A manteleta ou murça é um acessório que veste majestades despóticas (tiranas), como os reis absolutistas da França, a cor reflete algum simbolismo, muitas vezes a "pureza" da realeza embranquecida europeia, o que era sinal de DIFERENÇA, de "raça pura" e destoa VERGONHOSAMENTE da MÃE DE JESUS, a humana, humilde, aldeã, refugiada e palestina, Maria de Nazaré.
Expliquem o que explicarem...a Nossa Senhora de Nazaré do Círio de Belém do Pará é ribeirinha, é mãe morena, é pés descalços na corda e na procissão; jamais seria uma realeza monárquica, o que ao meu ver é um insulto ao dogma católico de Maria, que na sua pequenez, assunta ao céu, resplandece humildade, humanidade e espiritualidade na simplicidade do que é ser cristã.
Deixo para reflexão um trecho sereno da Bíblia, no evangelho segundo São Lucas, capítulo 1, versículo 38: " eis aqui a serva do senhor. Faça-se em mim segundo a tua palavra"...
E, então, segue-se o belíssimo cântico de Maria a Deus em si:
" Minha alma proclama a grandeza do Senhor,
Meu espírito se alegra em Deus, meu salvador ,
Porque olhou para a humilhação de sua serva.
(...)
Ele realiza proezas com seu braço:
dispersa os soberbos de coração,
derruba do trono os poderosos
e eleva os humildes"
Lucas, 1: 46-52.
A mais do que isso, eu não sei o que dizer.
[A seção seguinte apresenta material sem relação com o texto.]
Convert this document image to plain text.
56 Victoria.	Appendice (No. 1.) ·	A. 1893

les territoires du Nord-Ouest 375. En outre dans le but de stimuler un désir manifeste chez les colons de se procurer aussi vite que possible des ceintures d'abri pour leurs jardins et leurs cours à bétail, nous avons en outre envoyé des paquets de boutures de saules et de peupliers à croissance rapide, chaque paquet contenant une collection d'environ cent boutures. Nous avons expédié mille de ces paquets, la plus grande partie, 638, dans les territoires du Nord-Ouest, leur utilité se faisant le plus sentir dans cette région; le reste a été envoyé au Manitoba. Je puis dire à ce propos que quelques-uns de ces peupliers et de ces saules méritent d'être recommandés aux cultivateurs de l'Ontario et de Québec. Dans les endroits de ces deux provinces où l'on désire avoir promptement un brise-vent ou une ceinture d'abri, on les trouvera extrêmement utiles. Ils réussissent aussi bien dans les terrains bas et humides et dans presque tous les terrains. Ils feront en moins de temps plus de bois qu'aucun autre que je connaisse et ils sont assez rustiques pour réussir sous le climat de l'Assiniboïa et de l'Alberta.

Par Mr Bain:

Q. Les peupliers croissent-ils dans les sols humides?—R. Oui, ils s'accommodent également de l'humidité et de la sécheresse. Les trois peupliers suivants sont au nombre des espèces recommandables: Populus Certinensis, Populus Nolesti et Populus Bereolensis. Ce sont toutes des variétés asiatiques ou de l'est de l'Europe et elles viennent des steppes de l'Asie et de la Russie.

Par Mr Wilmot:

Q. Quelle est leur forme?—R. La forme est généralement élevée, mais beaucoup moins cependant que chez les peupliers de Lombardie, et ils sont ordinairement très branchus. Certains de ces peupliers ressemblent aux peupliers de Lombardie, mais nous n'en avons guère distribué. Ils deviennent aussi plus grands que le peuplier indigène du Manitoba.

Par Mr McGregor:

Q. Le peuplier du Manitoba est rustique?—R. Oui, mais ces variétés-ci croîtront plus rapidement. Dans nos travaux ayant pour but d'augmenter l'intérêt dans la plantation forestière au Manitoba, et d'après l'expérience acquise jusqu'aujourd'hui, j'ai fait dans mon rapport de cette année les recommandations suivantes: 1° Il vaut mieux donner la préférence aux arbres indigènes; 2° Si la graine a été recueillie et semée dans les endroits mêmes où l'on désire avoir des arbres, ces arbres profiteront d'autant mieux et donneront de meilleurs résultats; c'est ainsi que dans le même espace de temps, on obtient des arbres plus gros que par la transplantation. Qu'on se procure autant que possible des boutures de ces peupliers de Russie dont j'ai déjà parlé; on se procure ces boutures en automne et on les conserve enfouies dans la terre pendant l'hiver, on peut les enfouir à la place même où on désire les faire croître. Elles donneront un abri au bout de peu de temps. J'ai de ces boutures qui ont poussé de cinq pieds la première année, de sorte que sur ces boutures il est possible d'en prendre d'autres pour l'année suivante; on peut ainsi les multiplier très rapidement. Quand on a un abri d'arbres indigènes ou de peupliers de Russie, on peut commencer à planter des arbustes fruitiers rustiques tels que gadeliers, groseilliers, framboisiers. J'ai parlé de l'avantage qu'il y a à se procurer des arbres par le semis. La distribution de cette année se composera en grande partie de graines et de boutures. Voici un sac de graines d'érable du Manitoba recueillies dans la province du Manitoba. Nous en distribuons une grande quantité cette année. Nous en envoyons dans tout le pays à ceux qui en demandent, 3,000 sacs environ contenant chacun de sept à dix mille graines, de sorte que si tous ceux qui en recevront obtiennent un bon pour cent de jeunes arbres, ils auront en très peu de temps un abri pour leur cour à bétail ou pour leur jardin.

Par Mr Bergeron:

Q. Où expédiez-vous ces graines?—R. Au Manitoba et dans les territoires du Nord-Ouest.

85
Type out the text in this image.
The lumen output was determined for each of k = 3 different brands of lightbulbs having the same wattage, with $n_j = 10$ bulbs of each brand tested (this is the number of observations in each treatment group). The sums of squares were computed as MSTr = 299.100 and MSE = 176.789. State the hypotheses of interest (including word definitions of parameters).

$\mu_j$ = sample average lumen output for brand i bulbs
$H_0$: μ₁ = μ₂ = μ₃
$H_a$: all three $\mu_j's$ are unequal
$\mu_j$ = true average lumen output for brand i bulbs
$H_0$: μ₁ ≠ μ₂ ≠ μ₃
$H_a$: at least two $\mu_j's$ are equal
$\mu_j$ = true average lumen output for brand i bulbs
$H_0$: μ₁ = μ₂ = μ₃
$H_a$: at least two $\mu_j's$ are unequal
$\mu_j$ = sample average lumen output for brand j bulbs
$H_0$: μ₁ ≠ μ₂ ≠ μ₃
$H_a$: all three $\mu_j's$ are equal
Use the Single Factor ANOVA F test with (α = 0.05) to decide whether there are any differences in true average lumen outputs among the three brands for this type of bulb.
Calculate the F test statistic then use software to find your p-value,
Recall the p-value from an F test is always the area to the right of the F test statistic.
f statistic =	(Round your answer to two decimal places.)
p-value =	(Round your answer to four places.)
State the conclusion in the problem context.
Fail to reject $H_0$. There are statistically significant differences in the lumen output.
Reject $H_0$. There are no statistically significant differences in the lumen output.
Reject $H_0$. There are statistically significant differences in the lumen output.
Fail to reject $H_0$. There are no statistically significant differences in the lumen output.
Não surpreende ninguém a Igreja Católica embranquecer, por costume catequético medievalesco mesmo. Embora os novos tempos temperem as vozes emergentes da contemporaneidade, o que se observa por exemplo em pronunciamentos oficiais do atual papa latino-americano, Francisco, chamado de Cardeal Jorge Mario Bergoglio. É na indignação mesmo da verbalização contra o silenciamento, contra o apagamento que até o óbvio tem que ser declarado sob o custo alto de que a omissão acorrenta, aliena e escraviza. É um cartaz, sabe. Parece neutro, "higiênico " ( ou seria eugênico?), limpinho e sóbrio. Quando o Círio em paradoxo é transbordamento, invasão mítica, estética e política, de uma gente ensolarada, misturada e comovida em múltiplas vertentes. Se unificar, unissonorizar, uniformizar...fica parecidinho com essa artificial embalagem que está falsificada mesmo. A dispersão, a divergência, a dissidência e a diversidade imanecem é nas mais verdadeiras e até espontâneas naturezas que o Círio acontece. São tantos Círios que o plural nos permite tentar transmitir a infinidade desse fenômeno, exuberantemente fiel a biodiversidade da Amazônia na gente.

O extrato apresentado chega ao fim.